Tomasso was an extraordinary dog in many respects. On one of his first walks with me in his new Italian neighborhood, Tommaso found a kitten under a dumpster and brought her home in his mouth. He cleaned her incessantly — she was clearly happy, purring loudly and then falling into a deep slumber. She was tiny and still looking for mother’s milk, and so kneaded on Tommaso’s belly —which he happily allowed her to do. Her name was Rosie and they became great friends.
In the years that followed we lived an international life. He had an Italian passport with his photo on it. His physical description read: “white with an orange head and flaming black cape.” The Italians can be quite romantic, even if it’s just for a passport.

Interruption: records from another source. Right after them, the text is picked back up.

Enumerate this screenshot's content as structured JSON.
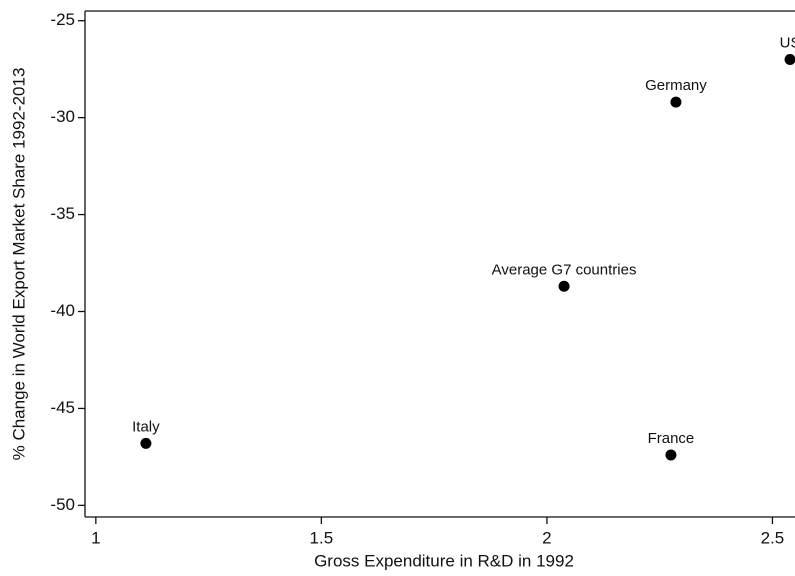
{
  "chart_data": {
    "type": "scatter",
    "x_label": "Gross Expenditure in R&D in 1992",
    "y_label": "% Change in World Export Market Share 1992-2013",
    "labels": [
      "US",
      "Germany",
      "Average G7 countries",
      "Italy",
      "France"
    ],
    "x": [
      2.539,
      2.286,
      2.038,
      1.111,
      2.275
    ],
    "values": [
      -27.0,
      -29.2,
      -38.7,
      -46.8,
      -47.4
    ],
    "color": "#000000",
    "xlim": [
      0.976,
      2.55
    ],
    "xticks": [
      1,
      1.5,
      2,
      2.5
    ],
    "ylim": [
      -50.6,
      -24.5
    ],
    "yticks": [
      -25,
      -30,
      -35,
      -40,
      -45,
      -50
    ],
    "grid": false
  }
}
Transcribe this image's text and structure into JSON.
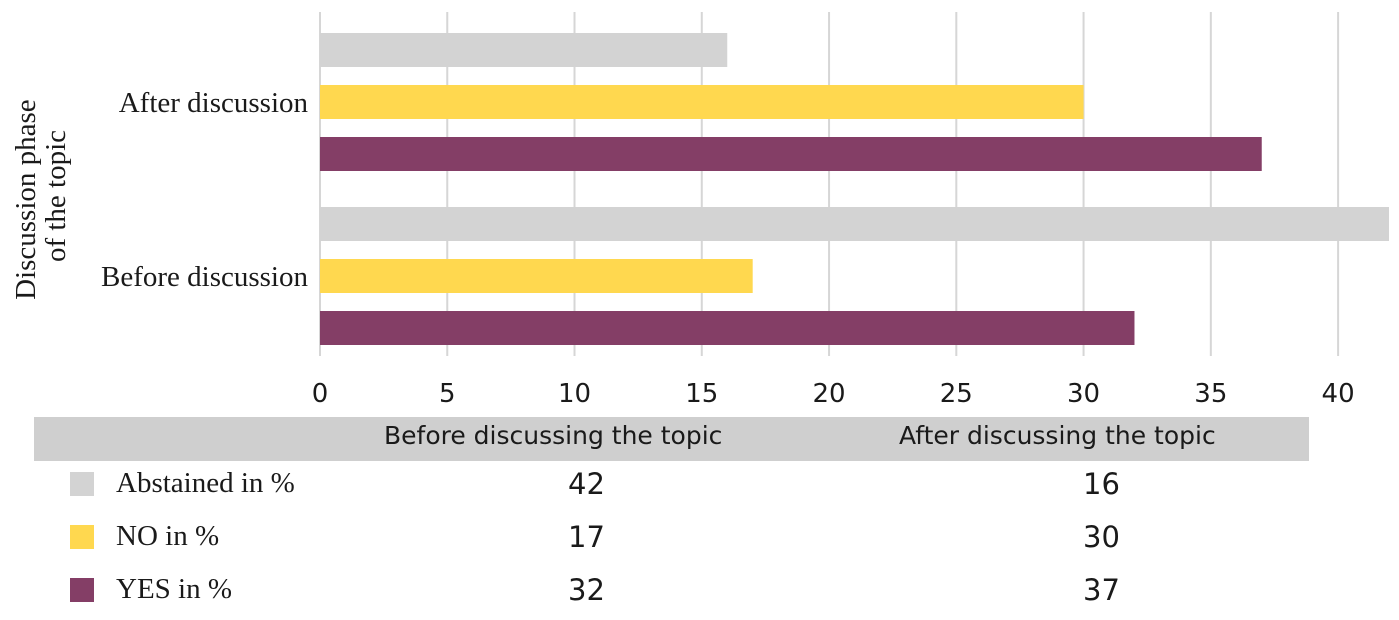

I moved back to Brooklyn permanently about 6 years ago, and Tommaso lived with me and my husband in Dumbo, until he could no longer make it up the 6 flights of stairs in our no-elevator loft building. Luckily, my parents lived on Willow Place and were crazy about their canine grandson. The 2nd floor of their house was vacant at the time, and I asked if I could rent it and put my painting studio there. This way Tommaso could live on the ground floor with his grandparents. When I would return to her home in DUMBO in the evenings, Tommaso would be with my’ parents and in great company. He would continue his daily trips to Key Food for his steak.